Published: September 9 2005

 

Senior oil executives are warning the chancellor that any attempt to raise taxes further on the industry could have a disastrous effect on North Sea production.

 

Activity in the North Sea has recovered from a slump in 2002, when the Treasury slapped a 10 per cent supplementary tax on the industry. The government this week awarded the highest number of oil exploration licences for more than four decades.

 

But company executives fear that bumper corporate profits driven by high oil prices have again made the industry a tempting target for the Treasury. The issue was among the most talked-about at the Offshore Europe conference in Aberdeen this week. Tom Botts, Shell's executive vice-president for Europe, told the Financial Times: "We're all concerned, especially after seeing the impact of the 2002 corporate tax change. It has taken us a few years to rebuild confidence. But that confidence will be shattered if it looks like we can't have line of sight on a stable fiscal environment."

 

France's Total, another important North Sea operator, is also concerned. Like other companies, Total believes the price of oil will not remain as high as it is today, so investment decisions are made assuming a long-term price of about $25 a barrel.

 

"The companies are ready to continue to invest [in the North Sea], but with a few exceptions, the size of new discoveries will be fairly limited," Thierry Desmarest, chairman and chief executive of Total, told the FT. "The profitability of these further steps of exploration in the British North Sea could be jeopardised if there are substantial changes in the tax regime."

 

The Treasury would not be drawn on its plans but has not ruled out further changes.

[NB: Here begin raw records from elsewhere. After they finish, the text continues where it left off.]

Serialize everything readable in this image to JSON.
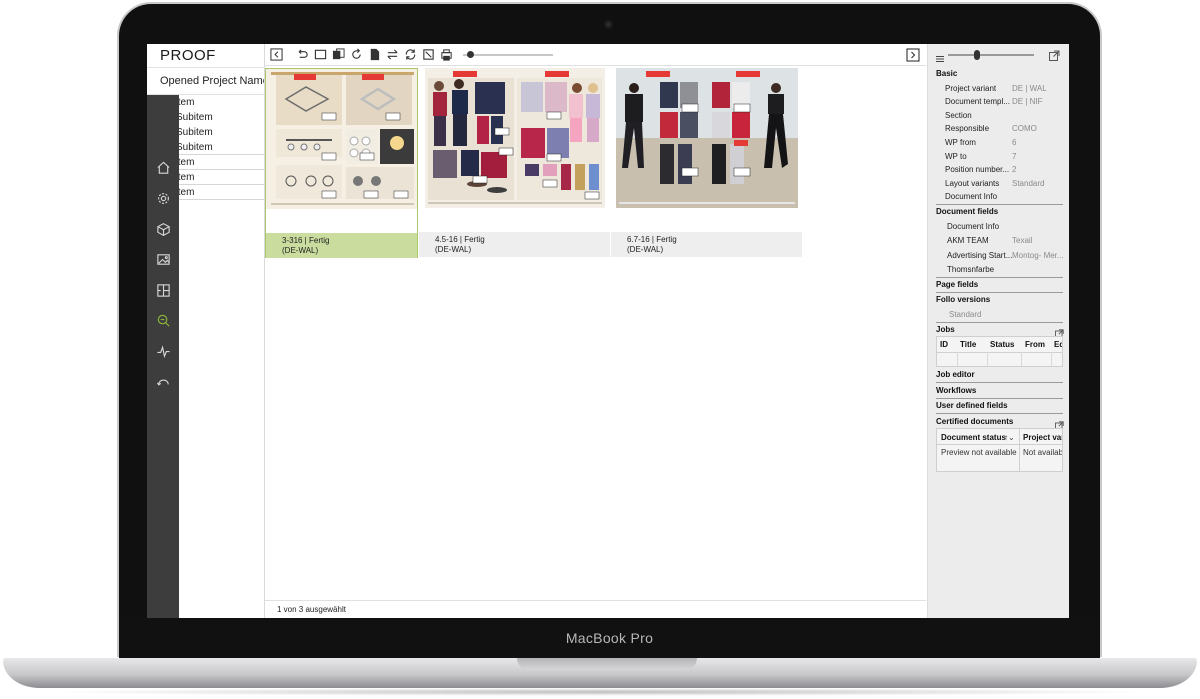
{
  "device": {
    "model_label": "MacBook Pro"
  },
  "app": {
    "title": "PROOF",
    "project_name": "Opened Project Name"
  },
  "tree": {
    "items": [
      {
        "label": "Item"
      },
      {
        "label": "Subitem"
      },
      {
        "label": "Subitem"
      },
      {
        "label": "Subitem"
      },
      {
        "label": "Item"
      },
      {
        "label": "Item"
      },
      {
        "label": "Item"
      }
    ]
  },
  "rail_icons": [
    "home-icon",
    "gear-icon",
    "cube-icon",
    "image-icon",
    "layout-icon",
    "zoom-icon",
    "activity-icon",
    "undo-curve-icon"
  ],
  "toolbar": {
    "icons": [
      "collapse-left-icon",
      "undo-icon",
      "frame-icon",
      "copy-icon",
      "rotate-icon",
      "document-icon",
      "swap-icon",
      "refresh-icon",
      "crop-icon",
      "print-icon"
    ],
    "zoom_level": 0.05
  },
  "thumbnails": [
    {
      "caption_line1": "3-316 | Fertig",
      "caption_line2": "(DE-WAL)",
      "selected": true
    },
    {
      "caption_line1": "4.5-16 | Fertig",
      "caption_line2": "(DE-WAL)",
      "selected": false
    },
    {
      "caption_line1": "6.7-16 | Fertig",
      "caption_line2": "(DE-WAL)",
      "selected": false
    }
  ],
  "status": {
    "selection_text": "1 von 3 ausgewählt"
  },
  "right_panel": {
    "basic": {
      "title": "Basic",
      "fields": [
        {
          "key": "Project variant",
          "value": "DE | WAL"
        },
        {
          "key": "Document templ...",
          "value": "DE | NIF"
        },
        {
          "key": "Section",
          "value": ""
        },
        {
          "key": "Responsible",
          "value": "COMO"
        },
        {
          "key": "WP from",
          "value": "6"
        },
        {
          "key": "WP to",
          "value": "7"
        },
        {
          "key": "Position number...",
          "value": "2"
        },
        {
          "key": "Layout variants",
          "value": "Standard"
        },
        {
          "key": "Document Info",
          "value": ""
        }
      ]
    },
    "document_fields": {
      "title": "Document fields",
      "fields": [
        {
          "key": "Document Info",
          "value": ""
        },
        {
          "key": "AKM TEAM",
          "value": "Texail"
        },
        {
          "key": "Advertising Start...",
          "value": "Montog- Mer..."
        },
        {
          "key": "Thomsnfarbe",
          "value": ""
        }
      ]
    },
    "page_fields": {
      "title": "Page fields"
    },
    "follo_versions": {
      "title": "Follo versions",
      "value": "Standard"
    },
    "jobs": {
      "title": "Jobs",
      "columns": [
        "ID",
        "Title",
        "Status",
        "From",
        "Ed"
      ]
    },
    "job_editor": {
      "title": "Job editor"
    },
    "workflows": {
      "title": "Workflows"
    },
    "user_defined": {
      "title": "User defined fields"
    },
    "certified": {
      "title": "Certified documents",
      "columns": [
        "Document status",
        "Project vari"
      ],
      "sort_indicator": "↑⌄",
      "row": [
        "Preview not available",
        "Not availab"
      ]
    }
  },
  "colors": {
    "rail": "#3d3d3d",
    "selected_caption": "#cadd9e",
    "accent_icon": "#8ab33a"
  }
}
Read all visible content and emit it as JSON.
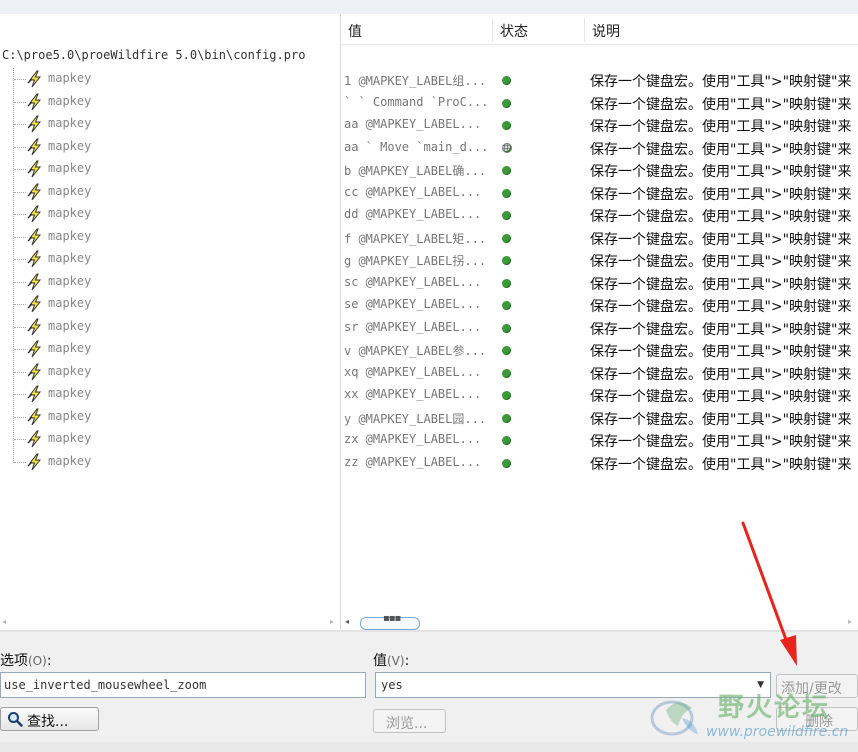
{
  "table": {
    "columns": {
      "value": "值",
      "status": "状态",
      "description": "说明"
    },
    "root_path": "C:\\proe5.0\\proeWildfire 5.0\\bin\\config.pro",
    "rows": [
      {
        "name": "mapkey",
        "value": "1 @MAPKEY_LABEL组...",
        "status": "ok",
        "description": "保存一个键盘宏。使用\"工具\">\"映射键\"来"
      },
      {
        "name": "mapkey",
        "value": "` ` Command `ProC...",
        "status": "ok",
        "description": "保存一个键盘宏。使用\"工具\">\"映射键\"来"
      },
      {
        "name": "mapkey",
        "value": "aa @MAPKEY_LABEL...",
        "status": "ok",
        "description": "保存一个键盘宏。使用\"工具\">\"映射键\"来"
      },
      {
        "name": "mapkey",
        "value": "aa ` Move `main_d...",
        "status": "pending",
        "description": "保存一个键盘宏。使用\"工具\">\"映射键\"来"
      },
      {
        "name": "mapkey",
        "value": "b @MAPKEY_LABEL确...",
        "status": "ok",
        "description": "保存一个键盘宏。使用\"工具\">\"映射键\"来"
      },
      {
        "name": "mapkey",
        "value": "cc @MAPKEY_LABEL...",
        "status": "ok",
        "description": "保存一个键盘宏。使用\"工具\">\"映射键\"来"
      },
      {
        "name": "mapkey",
        "value": "dd @MAPKEY_LABEL...",
        "status": "ok",
        "description": "保存一个键盘宏。使用\"工具\">\"映射键\"来"
      },
      {
        "name": "mapkey",
        "value": "f @MAPKEY_LABEL矩...",
        "status": "ok",
        "description": "保存一个键盘宏。使用\"工具\">\"映射键\"来"
      },
      {
        "name": "mapkey",
        "value": "g @MAPKEY_LABEL拐...",
        "status": "ok",
        "description": "保存一个键盘宏。使用\"工具\">\"映射键\"来"
      },
      {
        "name": "mapkey",
        "value": "sc @MAPKEY_LABEL...",
        "status": "ok",
        "description": "保存一个键盘宏。使用\"工具\">\"映射键\"来"
      },
      {
        "name": "mapkey",
        "value": "se @MAPKEY_LABEL...",
        "status": "ok",
        "description": "保存一个键盘宏。使用\"工具\">\"映射键\"来"
      },
      {
        "name": "mapkey",
        "value": "sr @MAPKEY_LABEL...",
        "status": "ok",
        "description": "保存一个键盘宏。使用\"工具\">\"映射键\"来"
      },
      {
        "name": "mapkey",
        "value": "v @MAPKEY_LABEL参...",
        "status": "ok",
        "description": "保存一个键盘宏。使用\"工具\">\"映射键\"来"
      },
      {
        "name": "mapkey",
        "value": "xq @MAPKEY_LABEL...",
        "status": "ok",
        "description": "保存一个键盘宏。使用\"工具\">\"映射键\"来"
      },
      {
        "name": "mapkey",
        "value": "xx @MAPKEY_LABEL...",
        "status": "ok",
        "description": "保存一个键盘宏。使用\"工具\">\"映射键\"来"
      },
      {
        "name": "mapkey",
        "value": "y @MAPKEY_LABEL园...",
        "status": "ok",
        "description": "保存一个键盘宏。使用\"工具\">\"映射键\"来"
      },
      {
        "name": "mapkey",
        "value": "zx @MAPKEY_LABEL...",
        "status": "ok",
        "description": "保存一个键盘宏。使用\"工具\">\"映射键\"来"
      },
      {
        "name": "mapkey",
        "value": "zz @MAPKEY_LABEL...",
        "status": "ok",
        "description": "保存一个键盘宏。使用\"工具\">\"映射键\"来"
      }
    ]
  },
  "scrollbar": {
    "grip": "▪▪▪"
  },
  "form": {
    "option_label": "选项",
    "option_key": "(O)",
    "option_colon": ":",
    "option_value": "use_inverted_mousewheel_zoom",
    "value_label": "值",
    "value_key": "(V)",
    "value_colon": ":",
    "value_selected": "yes",
    "find_button": "查找...",
    "browse_button": "浏览...",
    "add_change_button": "添加/更改",
    "delete_button": "删除"
  },
  "watermark": {
    "name": "野火论坛",
    "url": "www.proewildfire.cn"
  },
  "colors": {
    "status_ok": "#3a9a3a",
    "annotation_arrow": "#e8231b"
  }
}
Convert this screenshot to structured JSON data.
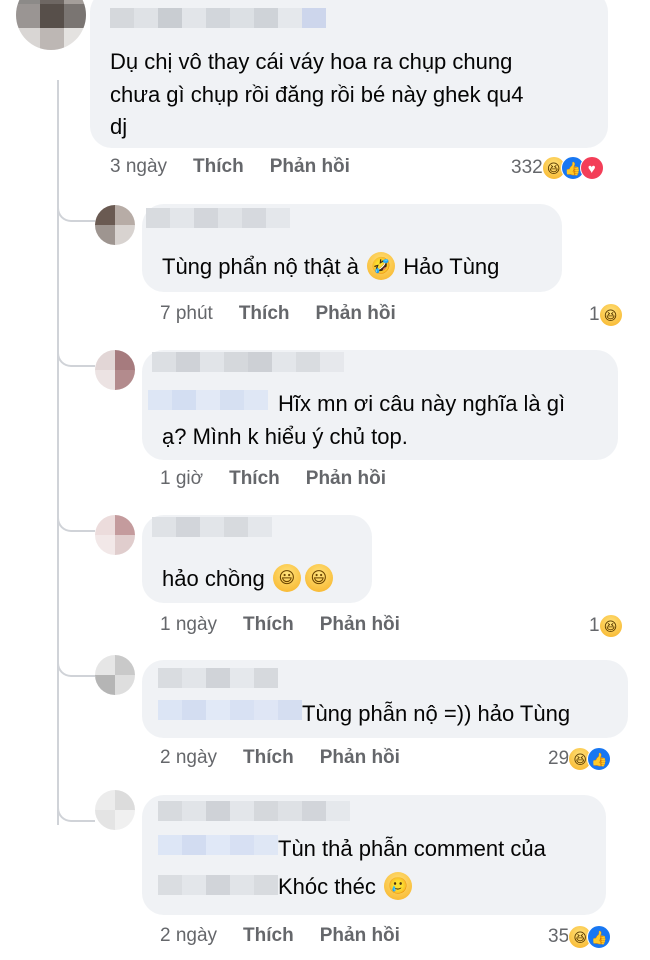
{
  "colors": {
    "bubble": "#f0f2f5",
    "meta_text": "#65676b",
    "thread_line": "#d0d3d8",
    "like_blue": "#1877f2",
    "love_red": "#f33e58",
    "haha_yellow": "#f7b125"
  },
  "comments": [
    {
      "lines": [
        "Dụ chị vô thay cái váy hoa ra chụp chung",
        "chưa gì chụp rồi đăng rồi bé này ghek qu4",
        "dj"
      ],
      "time": "3 ngày",
      "like": "Thích",
      "reply": "Phản hồi",
      "reaction_count": "332",
      "reactions": [
        "haha-icon",
        "like-icon",
        "love-icon"
      ]
    },
    {
      "text_a": "Tùng phẩn nộ thật à",
      "emoji": "rolling-laughing-emoji",
      "text_b": "Hảo Tùng",
      "time": "7 phút",
      "like": "Thích",
      "reply": "Phản hồi",
      "reaction_count": "1",
      "reactions": [
        "haha-icon"
      ]
    },
    {
      "line1": "Hĩx mn ơi câu này nghĩa là gì",
      "line2": "ạ? Mình k hiểu ý chủ top.",
      "time": "1 giờ",
      "like": "Thích",
      "reply": "Phản hồi"
    },
    {
      "text": "hảo chồng",
      "emoji": "grinning-emoji",
      "time": "1 ngày",
      "like": "Thích",
      "reply": "Phản hồi",
      "reaction_count": "1",
      "reactions": [
        "haha-icon"
      ]
    },
    {
      "text": "Tùng phẫn nộ =)) hảo Tùng",
      "time": "2 ngày",
      "like": "Thích",
      "reply": "Phản hồi",
      "reaction_count": "29",
      "reactions": [
        "haha-icon",
        "like-icon"
      ]
    },
    {
      "line1": "Tùn thả phẫn comment của",
      "line2": "Khóc théc",
      "emoji": "crying-laughing-emoji",
      "time": "2 ngày",
      "like": "Thích",
      "reply": "Phản hồi",
      "reaction_count": "35",
      "reactions": [
        "haha-icon",
        "like-icon"
      ]
    }
  ]
}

In the 2005 Budget, the chancellor tweaked the payment schedule to bring forward some tax revenue but resisted calls for a windfall tax on energy profits.

 

"All taxes are kept under review on a Budget-by- Budget basis," the Treasury said. "The government is committed to delivering a tax regime for the North Sea which promotes investment and takes a fair share of revenue derived from a national resource."

 

Despite soaring oil profits, industry executives cautioned that North Sea oil fields remained among the most expensive to develop anywhere in the world. The long-term nature of the investment also meant that oil companies must have reasonable confidence that they would remain profitable for two decades or more.

 

Lee Raymond, chairman and chief executive of Exxon Mobil, said in February: "While there are some who think today's prices mean our industry can and should pay higher taxes, I would remind them ours is a long-term business and project lives often exceed 20 years."